L’état-major de la défense a dénoncé la décision de la Direction des prisons et de la réinsertion, l’accusant de harcèlement et de persécution, et a déclaré qu’il ferait rapport au ministre de la Justice des résultats de cette décision injuste et de la violation des procédures pénales.

 

Mehdi Ben Gharbia est détenu depuis le 20 octobre 2021 dans le cadre d’une enquête avec sa personne et son chef d’entreprise, pour des soupçons d’infractions fiscales et de blanchiment d’argent. La Brigade Awaina pour les crimes économiques et financiers a été chargée d’enquêter.

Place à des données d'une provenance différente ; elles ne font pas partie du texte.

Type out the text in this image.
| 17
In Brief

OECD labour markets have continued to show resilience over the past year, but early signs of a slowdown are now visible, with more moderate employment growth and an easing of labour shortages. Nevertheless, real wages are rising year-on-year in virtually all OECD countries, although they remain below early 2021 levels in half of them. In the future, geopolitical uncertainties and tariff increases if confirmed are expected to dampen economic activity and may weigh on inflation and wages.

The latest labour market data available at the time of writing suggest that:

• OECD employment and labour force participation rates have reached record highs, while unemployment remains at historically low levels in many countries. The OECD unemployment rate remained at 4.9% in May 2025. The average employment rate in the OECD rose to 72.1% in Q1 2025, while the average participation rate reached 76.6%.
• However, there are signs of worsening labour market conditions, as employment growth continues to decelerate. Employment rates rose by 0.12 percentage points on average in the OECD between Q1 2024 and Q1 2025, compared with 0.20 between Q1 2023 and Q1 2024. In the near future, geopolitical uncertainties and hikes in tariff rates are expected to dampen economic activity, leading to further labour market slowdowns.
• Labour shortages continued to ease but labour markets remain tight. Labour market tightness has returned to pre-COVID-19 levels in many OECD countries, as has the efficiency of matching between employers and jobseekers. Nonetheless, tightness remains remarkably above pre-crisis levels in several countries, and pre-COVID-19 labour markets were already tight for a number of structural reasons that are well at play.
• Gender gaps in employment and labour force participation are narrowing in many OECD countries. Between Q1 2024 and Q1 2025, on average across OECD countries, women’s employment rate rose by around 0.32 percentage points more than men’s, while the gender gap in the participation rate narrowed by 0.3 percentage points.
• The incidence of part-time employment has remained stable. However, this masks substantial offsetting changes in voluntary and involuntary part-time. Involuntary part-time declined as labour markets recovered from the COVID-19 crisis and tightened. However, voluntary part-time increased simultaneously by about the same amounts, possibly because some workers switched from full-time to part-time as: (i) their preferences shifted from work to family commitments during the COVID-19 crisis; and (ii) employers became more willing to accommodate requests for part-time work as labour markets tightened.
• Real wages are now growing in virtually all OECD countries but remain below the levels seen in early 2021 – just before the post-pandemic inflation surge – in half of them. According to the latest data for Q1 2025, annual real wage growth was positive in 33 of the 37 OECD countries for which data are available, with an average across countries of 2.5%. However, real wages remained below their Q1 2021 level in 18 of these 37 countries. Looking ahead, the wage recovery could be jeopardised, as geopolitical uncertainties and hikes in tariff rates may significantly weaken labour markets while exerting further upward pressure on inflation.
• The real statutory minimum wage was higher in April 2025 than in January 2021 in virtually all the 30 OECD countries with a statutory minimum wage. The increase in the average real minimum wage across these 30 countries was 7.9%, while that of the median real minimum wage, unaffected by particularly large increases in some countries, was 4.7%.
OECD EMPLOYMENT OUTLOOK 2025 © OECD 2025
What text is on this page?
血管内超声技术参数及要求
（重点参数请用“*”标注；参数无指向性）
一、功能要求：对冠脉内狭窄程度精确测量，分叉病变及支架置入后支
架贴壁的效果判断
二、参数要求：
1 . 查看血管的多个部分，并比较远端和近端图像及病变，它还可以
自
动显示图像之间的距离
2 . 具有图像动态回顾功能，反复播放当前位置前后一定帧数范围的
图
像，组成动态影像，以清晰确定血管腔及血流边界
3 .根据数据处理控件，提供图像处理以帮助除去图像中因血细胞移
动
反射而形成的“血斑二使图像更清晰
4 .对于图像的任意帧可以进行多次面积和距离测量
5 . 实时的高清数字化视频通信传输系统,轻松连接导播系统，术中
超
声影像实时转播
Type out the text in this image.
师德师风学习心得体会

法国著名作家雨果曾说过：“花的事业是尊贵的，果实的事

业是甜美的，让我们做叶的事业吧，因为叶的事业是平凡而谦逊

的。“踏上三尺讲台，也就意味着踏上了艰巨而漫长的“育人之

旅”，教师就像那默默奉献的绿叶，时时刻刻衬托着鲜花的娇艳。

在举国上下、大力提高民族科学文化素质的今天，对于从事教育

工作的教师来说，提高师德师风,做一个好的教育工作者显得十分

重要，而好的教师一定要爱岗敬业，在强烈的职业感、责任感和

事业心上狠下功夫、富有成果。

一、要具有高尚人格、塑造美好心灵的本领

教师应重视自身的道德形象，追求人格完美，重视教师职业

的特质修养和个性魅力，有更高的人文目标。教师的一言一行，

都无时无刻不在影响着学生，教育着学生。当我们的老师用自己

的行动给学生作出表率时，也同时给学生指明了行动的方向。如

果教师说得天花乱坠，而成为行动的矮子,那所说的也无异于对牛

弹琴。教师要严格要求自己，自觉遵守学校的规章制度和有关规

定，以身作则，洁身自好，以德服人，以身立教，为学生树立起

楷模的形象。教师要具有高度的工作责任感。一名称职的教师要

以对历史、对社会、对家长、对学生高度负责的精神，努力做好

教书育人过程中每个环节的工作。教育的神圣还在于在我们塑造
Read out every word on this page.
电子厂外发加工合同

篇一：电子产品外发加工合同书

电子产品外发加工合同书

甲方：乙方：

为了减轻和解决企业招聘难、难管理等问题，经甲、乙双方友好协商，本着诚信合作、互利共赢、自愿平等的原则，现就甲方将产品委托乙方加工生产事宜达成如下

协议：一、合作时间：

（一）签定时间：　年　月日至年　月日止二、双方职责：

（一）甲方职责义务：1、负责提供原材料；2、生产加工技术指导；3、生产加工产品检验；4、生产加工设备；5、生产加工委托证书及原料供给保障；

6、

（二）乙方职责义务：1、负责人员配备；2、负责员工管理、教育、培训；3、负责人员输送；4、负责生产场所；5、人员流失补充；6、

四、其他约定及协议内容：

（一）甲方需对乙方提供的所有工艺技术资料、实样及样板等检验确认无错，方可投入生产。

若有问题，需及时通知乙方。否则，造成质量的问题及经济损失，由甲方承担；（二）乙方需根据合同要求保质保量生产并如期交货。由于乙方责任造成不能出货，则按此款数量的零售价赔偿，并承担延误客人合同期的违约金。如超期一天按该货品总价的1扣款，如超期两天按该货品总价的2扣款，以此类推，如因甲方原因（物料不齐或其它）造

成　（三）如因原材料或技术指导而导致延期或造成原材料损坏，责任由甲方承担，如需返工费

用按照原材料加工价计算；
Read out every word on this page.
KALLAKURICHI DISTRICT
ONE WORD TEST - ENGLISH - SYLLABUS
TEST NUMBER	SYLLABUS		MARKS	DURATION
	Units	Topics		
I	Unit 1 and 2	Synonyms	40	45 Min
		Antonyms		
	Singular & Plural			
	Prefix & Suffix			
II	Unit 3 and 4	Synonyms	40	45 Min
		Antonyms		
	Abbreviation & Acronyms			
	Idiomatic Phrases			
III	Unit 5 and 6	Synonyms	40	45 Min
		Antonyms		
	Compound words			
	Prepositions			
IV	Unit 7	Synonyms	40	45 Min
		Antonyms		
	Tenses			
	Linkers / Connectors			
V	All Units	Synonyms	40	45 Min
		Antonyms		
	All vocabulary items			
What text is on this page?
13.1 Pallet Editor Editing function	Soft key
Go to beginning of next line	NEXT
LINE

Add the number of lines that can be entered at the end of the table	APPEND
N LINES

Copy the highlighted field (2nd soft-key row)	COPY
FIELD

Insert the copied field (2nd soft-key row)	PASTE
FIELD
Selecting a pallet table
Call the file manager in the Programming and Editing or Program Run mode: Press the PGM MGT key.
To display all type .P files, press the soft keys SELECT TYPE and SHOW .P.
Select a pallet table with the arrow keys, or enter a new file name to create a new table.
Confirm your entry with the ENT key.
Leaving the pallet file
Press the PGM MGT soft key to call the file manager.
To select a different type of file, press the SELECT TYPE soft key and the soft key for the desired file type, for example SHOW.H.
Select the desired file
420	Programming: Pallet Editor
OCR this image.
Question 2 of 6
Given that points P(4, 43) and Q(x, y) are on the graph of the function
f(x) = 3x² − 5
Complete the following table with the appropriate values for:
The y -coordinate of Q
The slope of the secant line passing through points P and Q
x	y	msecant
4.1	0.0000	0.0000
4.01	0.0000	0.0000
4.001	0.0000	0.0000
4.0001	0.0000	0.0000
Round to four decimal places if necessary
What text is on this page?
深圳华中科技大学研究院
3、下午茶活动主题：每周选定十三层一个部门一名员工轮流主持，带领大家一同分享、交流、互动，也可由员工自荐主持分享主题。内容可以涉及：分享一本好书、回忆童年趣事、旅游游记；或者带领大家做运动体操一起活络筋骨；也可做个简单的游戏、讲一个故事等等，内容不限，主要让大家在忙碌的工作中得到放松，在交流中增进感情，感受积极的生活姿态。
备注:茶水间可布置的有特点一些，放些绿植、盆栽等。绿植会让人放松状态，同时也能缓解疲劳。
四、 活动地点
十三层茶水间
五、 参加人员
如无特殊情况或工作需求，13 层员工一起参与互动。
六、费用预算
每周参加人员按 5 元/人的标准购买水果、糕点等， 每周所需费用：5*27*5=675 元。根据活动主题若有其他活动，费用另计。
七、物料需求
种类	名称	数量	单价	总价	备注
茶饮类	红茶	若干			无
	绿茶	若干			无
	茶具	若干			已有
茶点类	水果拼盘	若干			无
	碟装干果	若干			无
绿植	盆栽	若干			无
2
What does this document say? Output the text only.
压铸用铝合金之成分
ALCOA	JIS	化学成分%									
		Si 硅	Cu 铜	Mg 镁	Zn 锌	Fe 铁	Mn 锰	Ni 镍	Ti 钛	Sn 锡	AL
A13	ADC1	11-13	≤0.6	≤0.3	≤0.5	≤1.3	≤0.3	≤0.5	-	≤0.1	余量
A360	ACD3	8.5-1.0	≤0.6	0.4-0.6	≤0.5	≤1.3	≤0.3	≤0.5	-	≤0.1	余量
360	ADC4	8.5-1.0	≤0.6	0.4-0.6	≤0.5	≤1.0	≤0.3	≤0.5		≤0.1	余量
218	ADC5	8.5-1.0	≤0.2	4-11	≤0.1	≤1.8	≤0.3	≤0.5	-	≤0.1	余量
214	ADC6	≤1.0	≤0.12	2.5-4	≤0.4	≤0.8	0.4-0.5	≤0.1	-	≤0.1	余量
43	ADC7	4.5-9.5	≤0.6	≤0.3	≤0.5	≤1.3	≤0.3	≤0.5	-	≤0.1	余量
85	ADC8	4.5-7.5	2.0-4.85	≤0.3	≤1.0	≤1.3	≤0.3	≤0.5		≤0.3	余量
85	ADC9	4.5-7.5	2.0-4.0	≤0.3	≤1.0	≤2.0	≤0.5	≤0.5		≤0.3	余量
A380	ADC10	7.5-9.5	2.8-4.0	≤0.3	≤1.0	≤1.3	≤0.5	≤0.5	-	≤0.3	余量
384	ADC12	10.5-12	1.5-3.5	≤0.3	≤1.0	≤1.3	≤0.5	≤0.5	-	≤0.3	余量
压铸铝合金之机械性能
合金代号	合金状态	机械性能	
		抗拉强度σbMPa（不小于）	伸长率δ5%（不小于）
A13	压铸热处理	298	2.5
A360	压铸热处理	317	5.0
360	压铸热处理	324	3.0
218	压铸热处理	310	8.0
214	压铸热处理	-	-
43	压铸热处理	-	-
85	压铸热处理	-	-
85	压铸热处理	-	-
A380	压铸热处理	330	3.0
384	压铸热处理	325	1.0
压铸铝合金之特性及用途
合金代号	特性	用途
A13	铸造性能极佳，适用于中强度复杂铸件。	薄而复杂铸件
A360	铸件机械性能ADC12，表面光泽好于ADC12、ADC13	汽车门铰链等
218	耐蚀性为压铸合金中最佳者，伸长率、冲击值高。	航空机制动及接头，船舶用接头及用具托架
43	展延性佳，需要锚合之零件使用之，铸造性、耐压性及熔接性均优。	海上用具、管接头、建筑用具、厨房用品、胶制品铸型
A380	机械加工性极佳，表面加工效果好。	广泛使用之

L’ancien député et ministre a entamé le 5 novembre une grève de la faim en signe de protestation contre la répression qu’il subit en prison. En fait, il a été empêché de voir son fils de cinq ans directement, c’est-à-dire sans le septum vitré. Le juge d’instruction chargé de son dossier a expressément autorisé cette visite sans entraves, mais l’administration pénitentiaire a refusé de lui accorder ce privilège, malgré l’âge de l’enfant.

Le 14 décembre 2021, le juge d’instruction a décidé de libérer l’ancien ministre après avoir clos son enquête. Le juge n’a trouvé aucune preuve de blanchiment d’argent ou d’autres accusations portées par l’accusation.

Le 11 janvier 2022, la chambre d’accusation de la cour d’appel a approuvé l’appel du procureur, et a renvoyé l’affaire au juge d’instruction du tribunal de première instance de Sousse 1, pour ouvrir des investigations complémentaires. Il n’a donc pas été libéré.